As Robert Browning snipped, as the insignia of a cocker spaniel fell to the floor, as the travesty of quite a different animal rose round his neck, Flush felt himself emasculated, diminished, ashamed. What am I now? he thought, gazing into the glass. And the glass replied with the brutal sincerity of glasses, “You are nothing.” He was nobody. Certainly he was no longer a cocker spaniel. But as he gazed, his ears bald now, and uncurled, seemed to twitch. It was as if the potent spirits of truth and laughter were whispering in them. To be nothing — is that not, after all, the most satisfactory state in the whole world? He looked again. There was his ruff. To caricature the pomposity of those who claim that they are something — was that not in its way a career? Anyhow, settle the matter as he might, there could be no doubt that he was free from fleas. He shook his ruff. He danced on his nude, attenuated legs. His spirits rose. So might a great beauty, rising from a bed of sickness and finding her face eternally disfigured, make a bonfire of clothes and cosmetics, and laugh with joy to think that she need never look in the glass again or dread a lover’s coolness or a rival’s beauty. So might a clergyman, cased for twenty years in starch and broadcloth, cast his collar into the dustbin and snatch the works of Voltaire from the cupboard. So Flush scampered off clipped all over into the likeness of a lion, but free from fleas. “Flush,” Mrs. Browning wrote to her sister, “is wise.”
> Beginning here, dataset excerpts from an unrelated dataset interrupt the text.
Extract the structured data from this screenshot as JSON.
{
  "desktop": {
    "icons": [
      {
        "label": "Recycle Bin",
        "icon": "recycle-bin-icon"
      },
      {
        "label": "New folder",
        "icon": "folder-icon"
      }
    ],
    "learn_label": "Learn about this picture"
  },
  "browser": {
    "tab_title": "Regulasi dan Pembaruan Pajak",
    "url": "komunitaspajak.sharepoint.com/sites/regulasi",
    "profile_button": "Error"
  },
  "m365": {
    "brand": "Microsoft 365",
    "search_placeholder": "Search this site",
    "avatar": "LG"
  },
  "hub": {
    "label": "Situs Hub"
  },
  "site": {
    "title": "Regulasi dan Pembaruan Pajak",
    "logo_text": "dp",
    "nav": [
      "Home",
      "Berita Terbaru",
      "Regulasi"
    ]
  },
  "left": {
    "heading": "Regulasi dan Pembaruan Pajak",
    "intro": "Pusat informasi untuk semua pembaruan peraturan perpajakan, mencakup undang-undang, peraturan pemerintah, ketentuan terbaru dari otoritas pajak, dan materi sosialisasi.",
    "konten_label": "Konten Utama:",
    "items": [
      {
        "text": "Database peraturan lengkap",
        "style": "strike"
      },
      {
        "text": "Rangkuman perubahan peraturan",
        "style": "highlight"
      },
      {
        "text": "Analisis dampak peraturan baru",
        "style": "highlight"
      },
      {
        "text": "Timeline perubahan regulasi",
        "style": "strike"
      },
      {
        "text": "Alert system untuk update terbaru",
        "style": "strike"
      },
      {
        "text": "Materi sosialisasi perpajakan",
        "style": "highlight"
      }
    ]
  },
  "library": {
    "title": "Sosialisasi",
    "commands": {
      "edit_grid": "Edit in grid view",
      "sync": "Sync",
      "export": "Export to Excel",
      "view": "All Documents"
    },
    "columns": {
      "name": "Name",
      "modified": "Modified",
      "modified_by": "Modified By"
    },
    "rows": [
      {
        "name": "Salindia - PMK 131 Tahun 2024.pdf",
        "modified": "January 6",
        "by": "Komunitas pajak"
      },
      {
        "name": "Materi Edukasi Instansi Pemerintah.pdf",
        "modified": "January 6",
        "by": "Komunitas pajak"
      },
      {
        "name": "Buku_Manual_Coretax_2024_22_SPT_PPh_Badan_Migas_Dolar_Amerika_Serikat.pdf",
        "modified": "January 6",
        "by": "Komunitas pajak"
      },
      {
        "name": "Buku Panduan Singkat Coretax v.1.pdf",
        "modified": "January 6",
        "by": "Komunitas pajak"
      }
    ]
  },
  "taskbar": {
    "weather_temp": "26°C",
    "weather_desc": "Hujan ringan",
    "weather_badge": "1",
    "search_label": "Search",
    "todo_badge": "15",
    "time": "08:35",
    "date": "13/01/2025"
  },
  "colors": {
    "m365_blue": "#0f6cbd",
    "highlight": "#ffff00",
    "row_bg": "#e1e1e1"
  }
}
Mrs. Browning was lying, reading, on the sofa. She looked up, startled, as he came in. It was not a spirit — it was only Flush. She laughed. Then, as he leapt on to the sofa and thrust his face into hers, the words of her own poem came into her mind:
You see this dog. It was but yesterday
I mused forgetful of his presence here
Till thought on thought drew downward tear on tear,
When from the pillow, where wet-cheeked I lay,
A head as hairy as Faunus, thrust its way
Right sudden against my face — two golden-clear
Great eyes astonished mine — a drooping ear
Did flap me on either cheek to dry the spray!
I started first, as some Arcadian,
Amazed by goatly god in twilight grove;
But, as the bearded vision closelier ran
My tears off, I knew Flush, and rose above
Surprise and sadness — thanking the true Pan,
Who, by low creatures, leads to heights of love.
She had written that poem one day years ago in Wimpole Street when she was very unhappy. Years had passed; now she was happy. She was growing old now and so was Flush. She bent down over him for a moment. Her face with its wide mouth and its great eyes and its heavy curls was still oddly like his. Broken asunder, yet made in the same mould, each, perhaps, completed what was dormant in the other. But she was woman; he was dog. Mrs. Browning went on reading. Then she looked at Flush again. But he did not look at her. An extraordinary change had come over him. “Flush!” she cried. But he was silent. He had been alive; he was now dead. 10 That was all. The drawing-room table, strangely enough, stood perfectly still.